What are the 5 types of validity?
Validity is a measure of whether a test really measures what it purports to measure – though note that a test that is valid for one population is not necessarily valid for another one. There are 5 basic types of validity:
- content validity - does the test examine or sample the behavior under scrutiny in a comprehensive way (I.e. an IQ test that only looks at memory can’t say it has examined the entire range of intelligence).

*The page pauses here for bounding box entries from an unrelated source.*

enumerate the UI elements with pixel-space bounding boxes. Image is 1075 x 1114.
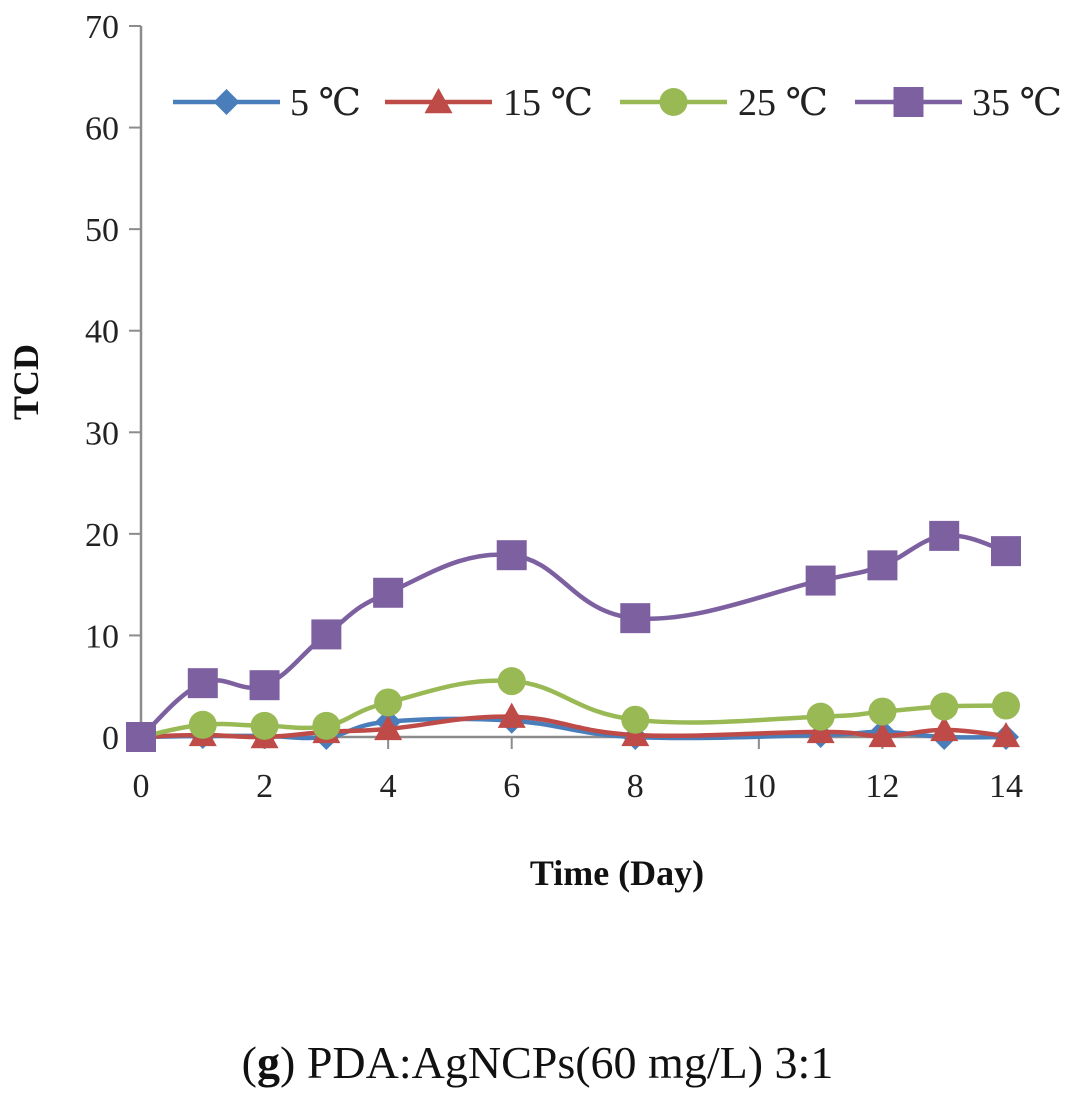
legend-label: 25 ℃ (738, 82, 828, 124)
y-tick-label: 60 (85, 111, 119, 148)
x-tick-label: 4 (380, 768, 397, 805)
data-point (250, 711, 279, 740)
data-point (867, 550, 898, 581)
data-point (992, 721, 1020, 748)
x-axis-title: Time (Day) (530, 853, 704, 893)
x-tick-label: 0 (133, 768, 150, 805)
data-point (620, 603, 651, 634)
data-point (805, 565, 836, 596)
data-point (806, 702, 835, 731)
y-tick-label: 10 (85, 618, 119, 655)
data-point (868, 721, 897, 748)
legend-label: 5 ℃ (290, 82, 361, 124)
legend-label: 15 ℃ (503, 82, 593, 124)
data-point (930, 692, 959, 721)
data-point (249, 670, 280, 701)
data-point (991, 536, 1021, 567)
x-tick-label: 10 (742, 768, 776, 805)
x-tick-label: 2 (256, 768, 273, 805)
chart: 0 10 20 30 40 50 60 70 0 2 4 6 8 10 12 14 5 ℃ 15 ℃ 25 ℃ 35… (6, 9, 1062, 893)
data-point (311, 619, 342, 650)
data-point (992, 691, 1020, 720)
legend-marker (213, 89, 240, 115)
data-point (374, 714, 403, 741)
legend-marker (424, 88, 453, 114)
data-point (187, 668, 218, 699)
y-axis-title: TCD (6, 344, 46, 420)
y-tick-label: 40 (85, 314, 119, 351)
y-tick-label: 20 (85, 517, 119, 554)
data-point (188, 710, 217, 739)
legend-label: 35 ℃ (972, 82, 1062, 124)
data-point (497, 702, 526, 728)
legend-marker (659, 88, 688, 116)
y-tick-label: 70 (85, 9, 119, 46)
legend-item: 5 ℃ (173, 82, 361, 124)
legend-item: 15 ℃ (385, 82, 593, 124)
data-point (621, 705, 650, 734)
data-point (496, 540, 527, 571)
y-tick-label: 50 (85, 212, 119, 249)
y-tick-label: 0 (102, 720, 119, 757)
figure-caption: (g) PDA:AgNCPs(60 mg/L) 3:1 (241, 1037, 834, 1088)
data-point (373, 577, 404, 608)
x-tick-label: 14 (989, 768, 1023, 805)
x-tick-label: 8 (627, 768, 644, 805)
caption-text: PDA:AgNCPs(60 mg/L) 3:1 (306, 1037, 834, 1088)
data-point (929, 520, 960, 551)
data-point (374, 688, 403, 717)
data-point (497, 667, 526, 696)
y-tick-label: 30 (85, 415, 119, 452)
data-point (930, 715, 959, 742)
legend-item: 25 ℃ (620, 82, 828, 124)
series-square (126, 520, 1021, 752)
caption-label: g (257, 1037, 280, 1088)
legend-item: 35 ℃ (855, 82, 1062, 124)
data-point (868, 697, 897, 726)
x-tick-label: 6 (503, 768, 520, 805)
x-tick-label: 12 (865, 768, 899, 805)
data-point (126, 722, 156, 752)
legend-marker (893, 87, 924, 117)
data-point (312, 711, 341, 740)
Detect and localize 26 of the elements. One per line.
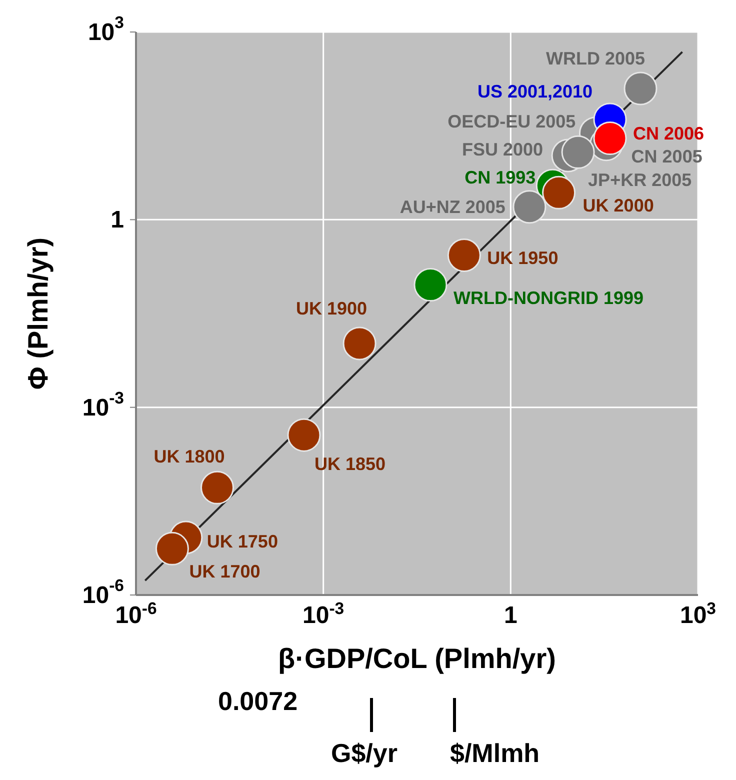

- Construct validity - this refers to a test’s ability to measure a theoretical concept like intelligence, self-esteem, artistic talent, etc. Any trait you cannot “directly’ measure or observe can be considered a construct.
- concurrent validity - this deals with how well the test compares to other instruments that are intended for the same purpose
- predictive validity - also known as empirical validity which reflects the test’s ability to predict future behavior based on established criteria. Sometimes concurrent validity and predictive validity are lumped together under the title of “criterion validity”
- Consequential validity - tries to ascertain the social implication of using tests
Can you have reliability without validity?
Yes. A test can be reliable but not valid – I.e. a scale that consistently reads 109lbs for someone who weighs 140lbs. So a test can have a high reliability coefficient but still have a low validity coefficient. Reliability places a ceiling on validity but validity doesn’t set limits on reliability.
What is face validity?
Face validity mere y tests you whether your test looks like it measures the intended test. I.e. does the Wechsler appear to be an IQ test?
What is incremental validity?
This has been used to describe a number of testing phenomena: it has been used to describe the process by which a test is refined and becomes more valid as contradictory items are dropped. Incremental validity also refers to a test’s ability to improve predictions when compared to existing measures that purport to facilitate selection in business or educational settings. When a test has incremental validity, it provides you with additional valid information that was not attainable via other procedures.
What is synthetic validity?
Synthetic validity is derived from the word “synthesized”.
This is technique for inferring the validity of a selection test or other predictor of job performance from a job analysis. It involves systematically analyzing a job into its elements, estimating the validity of the test or predictor in predicting performance on each of these elements, and then combining the validities for each element to form an estimate of the validity of the test or predictor for the job as a whole.